If she could make more, she could charge less but she could only make more by giving up the day job. She was not alone among last night’s bunch in having an all-consuming passion for her product.

Much as I wanted to scoff at people doing artisan food as a faddy modern hobby, this wasn’t the case here. They all had a calling and the calling was cheese.

Actually, in the case of Pedro and his smoked paprika goats’ cheese, the calling might have been Rosie, his only goat. I worried about this relationsh­ip, not because it was unhealthy for a man to love a goat but because it seemed risky for a business to depend on one.

What would happen if Rosie fell ill or, heaven forbid, got lured away by Dairylea? At least I cared although at times this four-part series presented by chef Tom Kerridge shares qualities with a cheese soufflé.

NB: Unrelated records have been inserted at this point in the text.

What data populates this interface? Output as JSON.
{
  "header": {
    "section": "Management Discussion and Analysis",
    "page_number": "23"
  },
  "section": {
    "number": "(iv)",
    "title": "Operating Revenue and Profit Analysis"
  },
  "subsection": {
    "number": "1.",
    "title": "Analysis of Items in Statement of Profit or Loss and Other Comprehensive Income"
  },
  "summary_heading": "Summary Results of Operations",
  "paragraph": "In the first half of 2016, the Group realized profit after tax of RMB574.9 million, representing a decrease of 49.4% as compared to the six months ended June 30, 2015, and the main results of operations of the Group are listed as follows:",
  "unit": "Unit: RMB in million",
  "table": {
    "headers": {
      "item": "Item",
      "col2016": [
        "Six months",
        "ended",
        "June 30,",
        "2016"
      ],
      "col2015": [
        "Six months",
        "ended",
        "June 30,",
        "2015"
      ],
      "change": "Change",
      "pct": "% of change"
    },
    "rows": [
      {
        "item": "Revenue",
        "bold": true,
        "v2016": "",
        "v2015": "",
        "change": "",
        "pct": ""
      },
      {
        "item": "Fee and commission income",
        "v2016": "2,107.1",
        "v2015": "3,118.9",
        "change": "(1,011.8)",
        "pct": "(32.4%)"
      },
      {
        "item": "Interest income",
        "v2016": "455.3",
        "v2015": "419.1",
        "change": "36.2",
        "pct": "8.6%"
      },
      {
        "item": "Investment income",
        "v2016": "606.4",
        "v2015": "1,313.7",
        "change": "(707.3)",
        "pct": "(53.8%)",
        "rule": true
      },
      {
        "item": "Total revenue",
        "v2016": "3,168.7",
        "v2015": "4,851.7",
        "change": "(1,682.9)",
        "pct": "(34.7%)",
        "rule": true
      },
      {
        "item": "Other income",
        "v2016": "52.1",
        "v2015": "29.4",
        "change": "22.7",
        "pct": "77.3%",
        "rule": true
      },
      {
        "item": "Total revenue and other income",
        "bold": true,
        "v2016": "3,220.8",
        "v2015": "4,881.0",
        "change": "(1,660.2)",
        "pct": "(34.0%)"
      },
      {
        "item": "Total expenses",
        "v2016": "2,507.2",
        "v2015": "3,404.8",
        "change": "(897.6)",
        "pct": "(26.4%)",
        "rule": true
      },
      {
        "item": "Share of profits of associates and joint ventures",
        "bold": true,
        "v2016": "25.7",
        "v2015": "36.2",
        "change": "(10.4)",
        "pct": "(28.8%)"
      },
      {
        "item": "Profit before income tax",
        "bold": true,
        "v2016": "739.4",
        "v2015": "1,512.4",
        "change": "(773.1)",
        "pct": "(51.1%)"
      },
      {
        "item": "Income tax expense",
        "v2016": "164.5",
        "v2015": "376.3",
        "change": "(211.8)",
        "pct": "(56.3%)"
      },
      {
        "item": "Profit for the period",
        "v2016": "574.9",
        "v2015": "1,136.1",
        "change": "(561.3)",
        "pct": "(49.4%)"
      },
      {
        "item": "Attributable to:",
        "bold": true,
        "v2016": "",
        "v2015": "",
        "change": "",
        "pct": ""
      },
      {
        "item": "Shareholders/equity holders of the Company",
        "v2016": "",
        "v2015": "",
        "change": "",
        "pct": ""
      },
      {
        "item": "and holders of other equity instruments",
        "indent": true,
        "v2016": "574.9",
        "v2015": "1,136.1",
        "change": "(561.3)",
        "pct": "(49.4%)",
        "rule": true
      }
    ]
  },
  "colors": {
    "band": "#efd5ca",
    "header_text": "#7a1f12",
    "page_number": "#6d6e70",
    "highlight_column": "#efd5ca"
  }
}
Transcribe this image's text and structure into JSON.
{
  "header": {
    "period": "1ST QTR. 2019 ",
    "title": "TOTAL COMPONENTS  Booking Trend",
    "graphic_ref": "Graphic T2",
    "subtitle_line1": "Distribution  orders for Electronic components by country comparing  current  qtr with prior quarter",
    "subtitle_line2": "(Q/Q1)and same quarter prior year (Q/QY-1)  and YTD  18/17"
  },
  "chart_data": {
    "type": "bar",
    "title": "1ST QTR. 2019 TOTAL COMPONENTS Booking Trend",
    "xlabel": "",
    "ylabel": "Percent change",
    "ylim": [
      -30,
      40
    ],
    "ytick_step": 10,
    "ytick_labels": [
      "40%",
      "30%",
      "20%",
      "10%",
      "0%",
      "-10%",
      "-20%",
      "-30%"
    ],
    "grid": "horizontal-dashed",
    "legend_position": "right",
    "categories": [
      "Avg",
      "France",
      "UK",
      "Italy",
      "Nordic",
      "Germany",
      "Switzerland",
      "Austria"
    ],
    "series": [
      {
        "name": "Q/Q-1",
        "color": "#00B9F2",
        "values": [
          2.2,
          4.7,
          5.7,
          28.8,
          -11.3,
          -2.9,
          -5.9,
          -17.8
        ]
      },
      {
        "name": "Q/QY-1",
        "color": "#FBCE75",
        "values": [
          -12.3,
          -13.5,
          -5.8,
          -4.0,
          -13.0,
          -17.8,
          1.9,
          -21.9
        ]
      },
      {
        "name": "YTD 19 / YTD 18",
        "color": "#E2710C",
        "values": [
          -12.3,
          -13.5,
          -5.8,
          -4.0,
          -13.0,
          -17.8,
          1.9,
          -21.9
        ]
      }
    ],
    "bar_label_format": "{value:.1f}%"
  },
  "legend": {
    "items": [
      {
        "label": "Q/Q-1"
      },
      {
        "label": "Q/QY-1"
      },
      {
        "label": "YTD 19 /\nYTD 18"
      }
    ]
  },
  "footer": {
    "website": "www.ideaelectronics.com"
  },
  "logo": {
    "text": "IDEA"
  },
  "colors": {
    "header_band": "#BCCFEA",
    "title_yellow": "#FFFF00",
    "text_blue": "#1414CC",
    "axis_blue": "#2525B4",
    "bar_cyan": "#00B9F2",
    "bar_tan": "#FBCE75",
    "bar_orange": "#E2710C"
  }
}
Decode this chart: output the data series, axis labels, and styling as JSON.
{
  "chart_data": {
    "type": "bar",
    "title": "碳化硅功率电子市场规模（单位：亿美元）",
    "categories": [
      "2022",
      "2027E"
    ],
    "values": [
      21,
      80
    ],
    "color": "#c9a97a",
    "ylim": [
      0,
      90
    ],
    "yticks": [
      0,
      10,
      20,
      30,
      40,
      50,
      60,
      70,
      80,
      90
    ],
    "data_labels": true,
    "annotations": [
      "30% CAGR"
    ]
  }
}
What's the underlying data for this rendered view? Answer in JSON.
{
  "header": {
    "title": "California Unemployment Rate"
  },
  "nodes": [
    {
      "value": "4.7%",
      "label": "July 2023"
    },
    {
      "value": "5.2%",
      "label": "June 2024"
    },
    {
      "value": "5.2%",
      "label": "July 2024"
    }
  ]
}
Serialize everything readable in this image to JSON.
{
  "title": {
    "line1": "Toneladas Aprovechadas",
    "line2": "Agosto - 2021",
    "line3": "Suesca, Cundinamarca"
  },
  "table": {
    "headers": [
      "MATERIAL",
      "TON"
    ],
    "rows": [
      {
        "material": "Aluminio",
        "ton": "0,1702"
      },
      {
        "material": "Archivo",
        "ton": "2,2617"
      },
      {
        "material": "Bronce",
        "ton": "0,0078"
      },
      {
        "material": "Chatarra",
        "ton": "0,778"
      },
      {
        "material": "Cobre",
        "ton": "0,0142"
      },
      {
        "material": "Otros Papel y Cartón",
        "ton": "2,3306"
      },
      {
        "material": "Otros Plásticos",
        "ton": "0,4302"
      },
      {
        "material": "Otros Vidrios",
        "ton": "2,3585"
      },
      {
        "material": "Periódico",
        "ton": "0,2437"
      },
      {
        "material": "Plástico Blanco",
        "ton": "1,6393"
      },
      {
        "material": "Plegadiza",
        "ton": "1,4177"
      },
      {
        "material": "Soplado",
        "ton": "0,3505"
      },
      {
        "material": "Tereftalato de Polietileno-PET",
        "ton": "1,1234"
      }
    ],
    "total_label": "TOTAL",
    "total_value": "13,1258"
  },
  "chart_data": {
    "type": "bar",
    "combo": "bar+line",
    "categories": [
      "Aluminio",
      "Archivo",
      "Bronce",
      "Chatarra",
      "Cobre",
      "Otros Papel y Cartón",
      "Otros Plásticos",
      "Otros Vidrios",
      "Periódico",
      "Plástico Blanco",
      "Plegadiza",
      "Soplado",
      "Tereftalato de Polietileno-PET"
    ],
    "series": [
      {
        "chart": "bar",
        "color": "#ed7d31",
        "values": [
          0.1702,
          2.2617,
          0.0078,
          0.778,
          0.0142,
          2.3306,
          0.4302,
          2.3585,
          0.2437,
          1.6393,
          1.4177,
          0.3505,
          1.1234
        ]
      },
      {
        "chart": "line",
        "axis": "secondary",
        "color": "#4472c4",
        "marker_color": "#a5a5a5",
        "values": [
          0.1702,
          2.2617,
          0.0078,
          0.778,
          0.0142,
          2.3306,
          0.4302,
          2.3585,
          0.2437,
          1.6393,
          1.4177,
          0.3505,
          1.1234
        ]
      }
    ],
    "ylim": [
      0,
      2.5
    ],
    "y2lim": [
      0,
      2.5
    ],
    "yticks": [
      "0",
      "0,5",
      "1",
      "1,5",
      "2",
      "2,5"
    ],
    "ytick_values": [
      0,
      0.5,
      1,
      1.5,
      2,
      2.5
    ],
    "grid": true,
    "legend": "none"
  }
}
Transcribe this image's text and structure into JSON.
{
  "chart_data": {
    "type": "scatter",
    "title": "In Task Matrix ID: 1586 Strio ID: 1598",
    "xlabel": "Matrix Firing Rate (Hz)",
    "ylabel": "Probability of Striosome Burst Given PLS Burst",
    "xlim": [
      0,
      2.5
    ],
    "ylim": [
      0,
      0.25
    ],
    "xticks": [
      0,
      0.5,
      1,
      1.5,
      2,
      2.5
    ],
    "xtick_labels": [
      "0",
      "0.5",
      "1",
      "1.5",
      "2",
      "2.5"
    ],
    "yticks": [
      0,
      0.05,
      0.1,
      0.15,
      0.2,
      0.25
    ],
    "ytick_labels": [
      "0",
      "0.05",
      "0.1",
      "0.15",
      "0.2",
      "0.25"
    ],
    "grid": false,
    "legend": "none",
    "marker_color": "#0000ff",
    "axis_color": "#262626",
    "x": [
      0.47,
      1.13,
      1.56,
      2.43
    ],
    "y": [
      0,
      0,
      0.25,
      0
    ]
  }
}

There’s not that much there, certainly not enough for hour-long programmes which is why the contestant­s have to jump through pointless hoops. Having tried to sell their wares at the farm shop in Malhamdale and had feedback, they were ordered to return. This time they had to cook their cheeses into tempting delicacies and were marked on the results as if this was a dairy-based MasterChef.

To string things out further, Tom made a habit of befriendin­g customers in the shop then inviting himself along to whatever it was they were doing next.

He ended up following two local climbers up a crag, the only link being that they had cheese sandwiches in their knapsacks. In the same way as crackers, pickles and fig jam are unnecessar­y with a good, strong Stilton, a good, strong, half-hour TV format was cluttered. This could Brie a Gouda series but it needs editing, Caerphilly (sorry).

The penultimat­e episode of THE ASSASSINAT­ION OF GIANNI VERSACE: AMERICAN CRIME STORY (BBC2) delved into the childhoods of killer Andrew Cunanan and his most famous victim. There wasn’t much of fashion legend Versace, to be fair, other than his fondness for sketching dresses when he was supposed to be learning Latin and the supportive role of his mum.

It was enough though to contrast with Cunanan (Darren Criss), creepily doted on by a controllin­g father whose success was built on lies.

The eighth episode of this drama penned by Tom Rob Smith was perhaps the most upsetting because it showed how, at one point, the narcissist killer could have gone another way. He could have had a mum like Versace’s instead of a dad like his.